Tuesday, February 15, 2011

Price Shock


Haven't been to the supermarket since I've been sick, so I faced a good deal of price shock when I went to get some Valentines and other supplies at my local discount food market yesterday. Practically every item I buy regularly had gone up in price. Very few had remained stable, none had gone down.

Some of the price rises were significant, 40% or more, and in the case of head lettuce, the price had more than doubled. Bananas and some baked goods were about the only items that seemed to be about the same. Meat prices in general were about 20% more; dairy was pushing 30% more. Frozen items were all up 15% - 20% or more. Bread was, in some cases, 50% more; typically, it was about 30% more. Some snack crackers had doubled in price. Canned goods were mostly 10%-15% more.

I could go on.

I knew from the news that global commodity prices were being driven up by speculators and that the cost of basic supplies for poor and marginal households around the world had become a crushing -- and in many cases an impossible -- burden which has given rise to some of the "unrest" we're seeing so often repeated. The fact that I was seeing these price increases reflected in my own grocery bill is in no way comparable to the real hardships so many people are facing -- including right here at home -- thanks to speculators, weather anomalies, crop failures and so on.

Still, it's a shock.

Also, of course, gasoline prices are shooting up toward $4 a gallon again (at the closest station to us in California, regular gas was $3.49.9 yesterday; it's probably more today), driven in part by hedge funds and speculators as before. This time, however, they are moving more slowly and deliberately to extract whatever "surplus" they can from the American economy. Well, from the Underclass at least.

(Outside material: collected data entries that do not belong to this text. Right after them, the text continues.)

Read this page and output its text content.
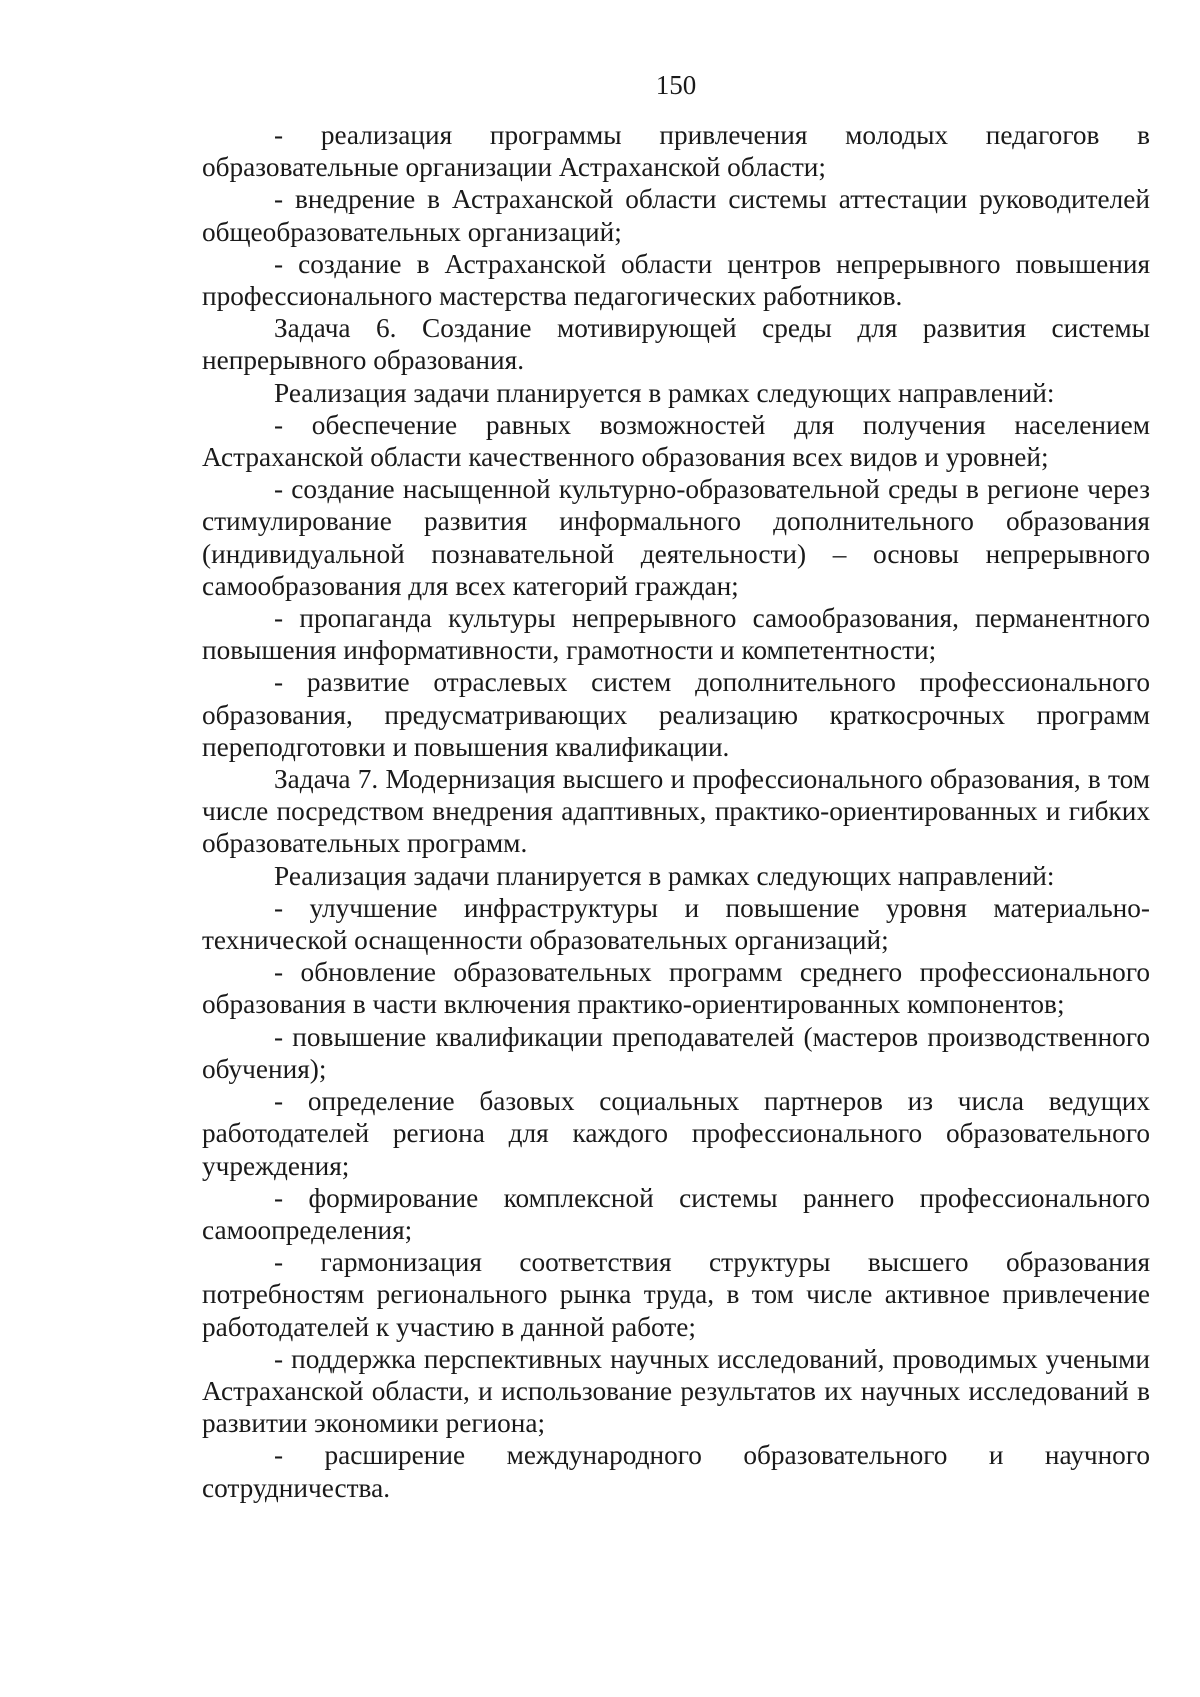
150

- реализация программы привлечения молодых педагогов в образовательные организации Астраханской области;

- внедрение в Астраханской области системы аттестации руководителей общеобразовательных организаций;

- создание в Астраханской области центров непрерывного повышения профессионального мастерства педагогических работников.

Задача 6. Создание мотивирующей среды для развития системы непрерывного образования.

Реализация задачи планируется в рамках следующих направлений:

- обеспечение равных возможностей для получения населением Астраханской области качественного образования всех видов и уровней;

- создание насыщенной культурно-образовательной среды в регионе через стимулирование развития информального дополнительного образования (индивидуальной познавательной деятельности) – основы непрерывного самообразования для всех категорий граждан;

- пропаганда культуры непрерывного самообразования, перманентного повышения информативности, грамотности и компетентности;

- развитие отраслевых систем дополнительного профессионального образования, предусматривающих реализацию краткосрочных программ переподготовки и повышения квалификации.

Задача 7. Модернизация высшего и профессионального образования, в том числе посредством внедрения адаптивных, практико-ориентированных и гибких образовательных программ.

Реализация задачи планируется в рамках следующих направлений:

- улучшение инфраструктуры и повышение уровня материально-технической оснащенности образовательных организаций;

- обновление образовательных программ среднего профессионального образования в части включения практико-ориентированных компонентов;

- повышение квалификации преподавателей (мастеров производственного обучения);

- определение базовых социальных партнеров из числа ведущих работодателей региона для каждого профессионального образовательного учреждения;

- формирование комплексной системы раннего профессионального самоопределения;

- гармонизация соответствия структуры высшего образования потребностям регионального рынка труда, в том числе активное привлечение работодателей к участию в данной работе;

- поддержка перспективных научных исследований, проводимых учеными Астраханской области, и использование результатов их научных исследований в развитии экономики региона;

- расширение международного образовательного и научного сотрудничества.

This tells me we are headed toward another crash, soon. I became convinced that it was the speculator-driven rise in oil and food prices that triggered the financial collapse in 2008 -- ordinary people could not keep up with the price rises, and they cut back suddenly. When they did, the financial house of cards built on ever greater levels of debt collapsed.

We're headed down the same path now. Ordinary people haven't even remotely recovered from the previous crash; in fact, millions and millions more are being forced into what looks like perpetual poverty year over year, and if the deficit hawks get their way (they will, of course), the pace of impoverishment will accelerate, and the numbers will be off the charts.

Those already in poverty at home and abroad cannot even hope to keep up. Their lives and livelihoods are already shattered, for many, permanently. The only real hope they have is to fight back much as those abroad have been doing all over Europe and the Middle East. There's no guarantee of success, and there are many risks to life and limb for those who choose to resist rather than succumb.

But there is no other way. The domestic and global aristos are not going to stop their pillage and plunder on their own. They cannot be sated with "voluntarily" delivered treasure. They know no moral restraint. Another crash will only slow them down temporarily. The only thing the People can do to bring this careening overclass to its senses (if it has any) is to rise up and make it impossible for them -- or at least extremely uncomfortable for them -- to continue on their global campaign of looting and destruction.